Facing censure at home and overseas for a perceived failure to protect civilians from violent Islamists, Nigerian President Goodluck Jonathan has launched an international media offensive to try to turn the tide of public opinion in his favour, Reuters reports.
But those efforts have backfired abroad, where many greet his defence with scepticism, and at home, where he was slated for hiring U.S. public relations (PR) firm Levick for $1.2 million, in what critics called a waste of money.
Jonathan, and Nigeria as a whole, have suffered a worsening image problem since Boko Haram sect kidnapped more than 276 school girls from Chibok, Borno State on April 14.
The attack overshadowed Nigeria becoming Africa’s biggest economy after a GDP rebasing in April, and its hosting of the World Economic Forum in May.
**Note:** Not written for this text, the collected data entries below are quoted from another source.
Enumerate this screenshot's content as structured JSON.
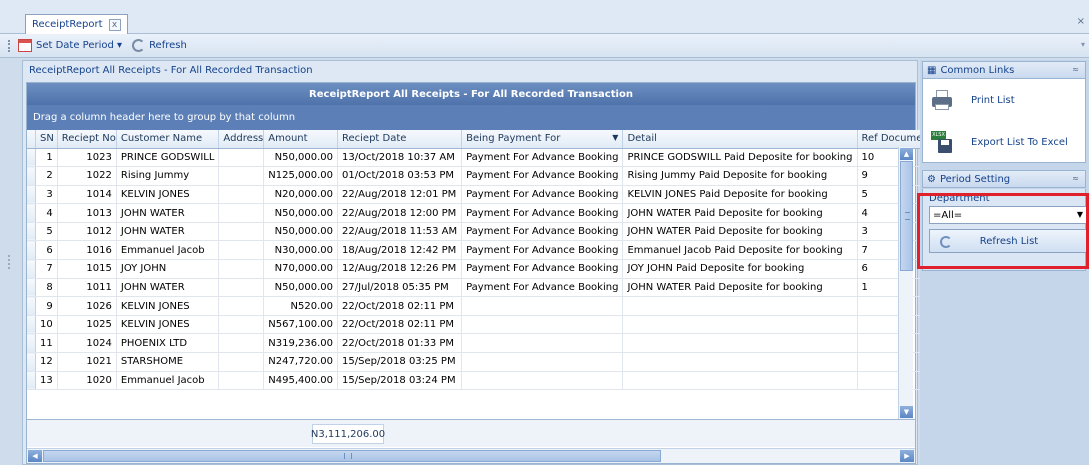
{
  "tab": {
    "label": "ReceiptReport",
    "close_glyph": "x"
  },
  "toolbar": {
    "set_date_period_label": "Set Date Period ▾",
    "refresh_label": "Refresh"
  },
  "report": {
    "title": "ReceiptReport All Receipts - For All Recorded Transaction",
    "grid_caption": "ReceiptReport All Receipts - For All Recorded Transaction",
    "group_panel_hint": "Drag a column header here to group by that column"
  },
  "grid": {
    "columns": [
      "SN",
      "Reciept No",
      "Customer Name",
      "Address",
      "Amount",
      "Reciept Date",
      "Being Payment For",
      "Detail",
      "Ref Document"
    ],
    "rows": [
      [
        "1",
        "1023",
        "PRINCE GODSWILL",
        "",
        "N50,000.00",
        "13/Oct/2018 10:37 AM",
        "Payment For Advance Booking",
        "PRINCE GODSWILL Paid Deposite for booking",
        "10"
      ],
      [
        "2",
        "1022",
        "Rising Jummy",
        "",
        "N125,000.00",
        "01/Oct/2018 03:53 PM",
        "Payment For Advance Booking",
        "Rising Jummy Paid Deposite for booking",
        "9"
      ],
      [
        "3",
        "1014",
        "KELVIN JONES",
        "",
        "N20,000.00",
        "22/Aug/2018 12:01 PM",
        "Payment For Advance Booking",
        "KELVIN JONES Paid Deposite for booking",
        "5"
      ],
      [
        "4",
        "1013",
        "JOHN WATER",
        "",
        "N50,000.00",
        "22/Aug/2018 12:00 PM",
        "Payment For Advance Booking",
        "JOHN WATER Paid Deposite for booking",
        "4"
      ],
      [
        "5",
        "1012",
        "JOHN WATER",
        "",
        "N50,000.00",
        "22/Aug/2018 11:53 AM",
        "Payment For Advance Booking",
        "JOHN WATER Paid Deposite for booking",
        "3"
      ],
      [
        "6",
        "1016",
        "Emmanuel Jacob",
        "",
        "N30,000.00",
        "18/Aug/2018 12:42 PM",
        "Payment For Advance Booking",
        "Emmanuel Jacob Paid Deposite for booking",
        "7"
      ],
      [
        "7",
        "1015",
        "JOY JOHN",
        "",
        "N70,000.00",
        "12/Aug/2018 12:26 PM",
        "Payment For Advance Booking",
        "JOY JOHN Paid Deposite for booking",
        "6"
      ],
      [
        "8",
        "1011",
        "JOHN WATER",
        "",
        "N50,000.00",
        "27/Jul/2018 05:35 PM",
        "Payment For Advance Booking",
        "JOHN WATER Paid Deposite for booking",
        "1"
      ],
      [
        "9",
        "1026",
        "KELVIN JONES",
        "",
        "N520.00",
        "22/Oct/2018 02:11 PM",
        "",
        "",
        ""
      ],
      [
        "10",
        "1025",
        "KELVIN JONES",
        "",
        "N567,100.00",
        "22/Oct/2018 02:11 PM",
        "",
        "",
        ""
      ],
      [
        "11",
        "1024",
        "PHOENIX LTD",
        "",
        "N319,236.00",
        "22/Oct/2018 01:33 PM",
        "",
        "",
        ""
      ],
      [
        "12",
        "1021",
        "STARSHOME",
        "",
        "N247,720.00",
        "15/Sep/2018 03:25 PM",
        "",
        "",
        ""
      ],
      [
        "13",
        "1020",
        "Emmanuel Jacob",
        "",
        "N495,400.00",
        "15/Sep/2018 03:24 PM",
        "",
        "",
        ""
      ]
    ],
    "total_amount": "N3,111,206.00"
  },
  "right_panel": {
    "common_links_title": "Common Links",
    "print_list_label": "Print List",
    "export_label": "Export List To Excel",
    "excel_badge": "XLSX",
    "period_setting_title": "Period Setting",
    "department_label": "Department",
    "department_value": "=All=",
    "refresh_list_label": "Refresh List"
  },
  "colors": {
    "caption_blue": "#5b7fb6",
    "highlight_red": "#e0202a"
  }
}
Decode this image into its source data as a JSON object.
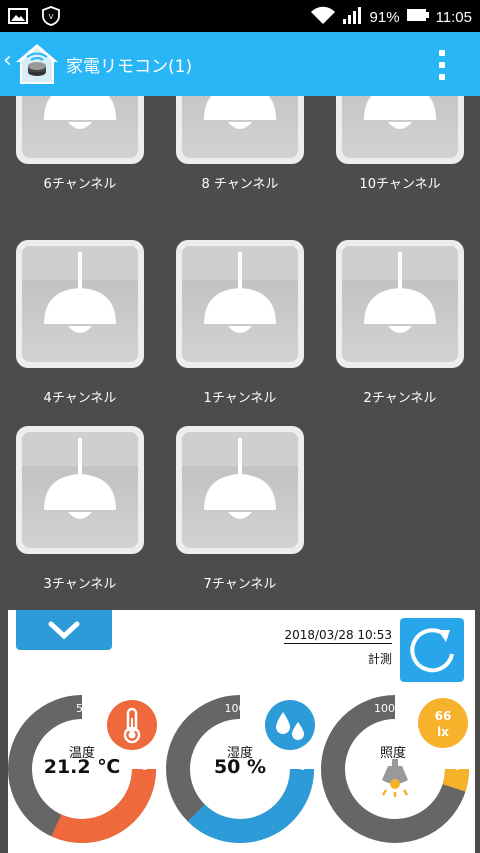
{
  "status_bar": {
    "battery": "91%",
    "time": "11:05"
  },
  "app_bar": {
    "title": "家電リモコン(1)"
  },
  "channels": [
    {
      "label": "6チャンネル"
    },
    {
      "label": "8 チャンネル"
    },
    {
      "label": "10チャンネル"
    },
    {
      "label": "4チャンネル"
    },
    {
      "label": "1チャンネル"
    },
    {
      "label": "2チャンネル"
    },
    {
      "label": "3チャンネル"
    },
    {
      "label": "7チャンネル"
    }
  ],
  "measurement": {
    "timestamp": "2018/03/28 10:53",
    "label": "計測"
  },
  "gauges": [
    {
      "name": "温度",
      "value": "21.2 ℃",
      "max": "50",
      "min": "0",
      "fraction": 0.424,
      "color": "#ee6a3c"
    },
    {
      "name": "湿度",
      "value": "50 %",
      "max": "100",
      "min": "0",
      "fraction": 0.5,
      "color": "#2d9bd8"
    },
    {
      "name": "照度",
      "badge": "66",
      "unit": "lx",
      "max": "1000",
      "min": "0",
      "fraction": 0.066,
      "color": "#f6b22b"
    }
  ],
  "colors": {
    "app_bar": "#29b6f6",
    "background": "#4d4c4a",
    "track": "#666666"
  }
}
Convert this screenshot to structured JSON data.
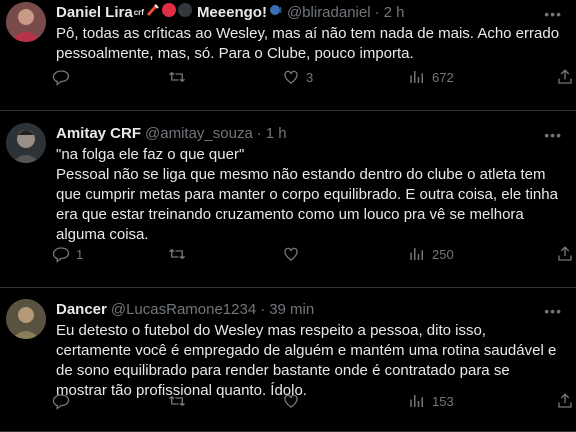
{
  "tweets": [
    {
      "name": "Daniel Lira",
      "name_badge": "crf",
      "name_suffix": "Meeengo!",
      "handle": "@bliradaniel",
      "time": "2 h",
      "text": "Pô, todas as críticas ao Wesley, mas aí não tem nada de mais. Acho errado pessoalmente, mas, só. Para o Clube, pouco importa.",
      "replies": "",
      "retweets": "",
      "likes": "3",
      "views": "672"
    },
    {
      "name": "Amitay CRF",
      "handle": "@amitay_souza",
      "time": "1 h",
      "text": "\"na folga ele faz o que quer\"\nPessoal não se liga que mesmo não estando dentro do clube o atleta tem que cumprir metas para manter o corpo equilibrado. E outra coisa, ele tinha era que estar treinando cruzamento como um louco pra vê se melhora alguma coisa.",
      "replies": "1",
      "retweets": "",
      "likes": "",
      "views": "250"
    },
    {
      "name": "Dancer",
      "handle": "@LucasRamone1234",
      "time": "39 min",
      "text": "Eu detesto o futebol do Wesley mas respeito a pessoa, dito isso, certamente você é empregado de alguém e mantém uma rotina saudável e de sono equilibrado para render bastante onde é contratado para se mostrar tão profissional quanto. Ídolo.",
      "replies": "",
      "retweets": "",
      "likes": "",
      "views": "153"
    }
  ],
  "icons": {
    "reply": "reply-icon",
    "retweet": "retweet-icon",
    "like": "heart-icon",
    "views": "views-icon",
    "bookmark": "bookmark-icon",
    "share": "share-icon",
    "more": "more-icon"
  },
  "colors": {
    "background": "#000000",
    "text": "#e7e9ea",
    "muted": "#71767b",
    "divider": "#2f3336"
  }
}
Security is a major headache ahead of national elections in February that are likely to be the closest-fought since democracy returned in 1999.
An opinion piece by Jonathan in the Washington Post last month – in which the president wrote “nothing is more important than bringing home Nigeria’s missing girls,” but added that he had to “remain quiet” for their safety – drew open scorn.
Soon after, the Washington Post’s Karen Attiah published a satirical send-up of Jonathan’s op-ed. Her piece included lines such as: “Nothing is more important than stopping the machinations of Boko Haram, except maybe my desire to keep up appearances and show the international community that Nigeria was winning the war against the group.”
Analyst Bismarck Rewane, CEO of Lagos-based consultancy Financial Derivatives, thinks the president’s timing was wrong.
“That op-ed backfired partly because the negative narrative was still so strong,” he told Reuters. “But often the PR guys advising want the upfront fees and don’t care about the result.”
Jonathan’s media team declined to comment on their PR strategy. A presidency source confirmed Levick’s contract but said such PR initiatives were standard practice for governments.
“All over the world governments engage PR firms and lobbyists to achieve certain objectives within a particular time frame,” the source, who declined to be named, told Reuters.
In this case those objectives involve reversing months of damaging publicity over the Chibok girls’ abduction, magnified by a #BringBackOurGirls Twitter campaign that drew in celebrities including Michelle Obama and Angelina Jolie.
In the past week Jonathan’s articulate and Washington-savvy Finance Minister Ngozi Okonjo-Iweala has toured the world doing press interviews, for example with CNN’s Christine Amanpour.
These often include earnest assertions that the Nigerian president is “doing his best” to get the girls back.
Ultimately, the bad publicity is unlikely to doom Jonathan’s 2015 re-election chances. In Nigeria, patronage can produce a ballot win more reliably than perceived performance, analysts say, as was proved in last month’s governorship poll in southwestern Ekiti state.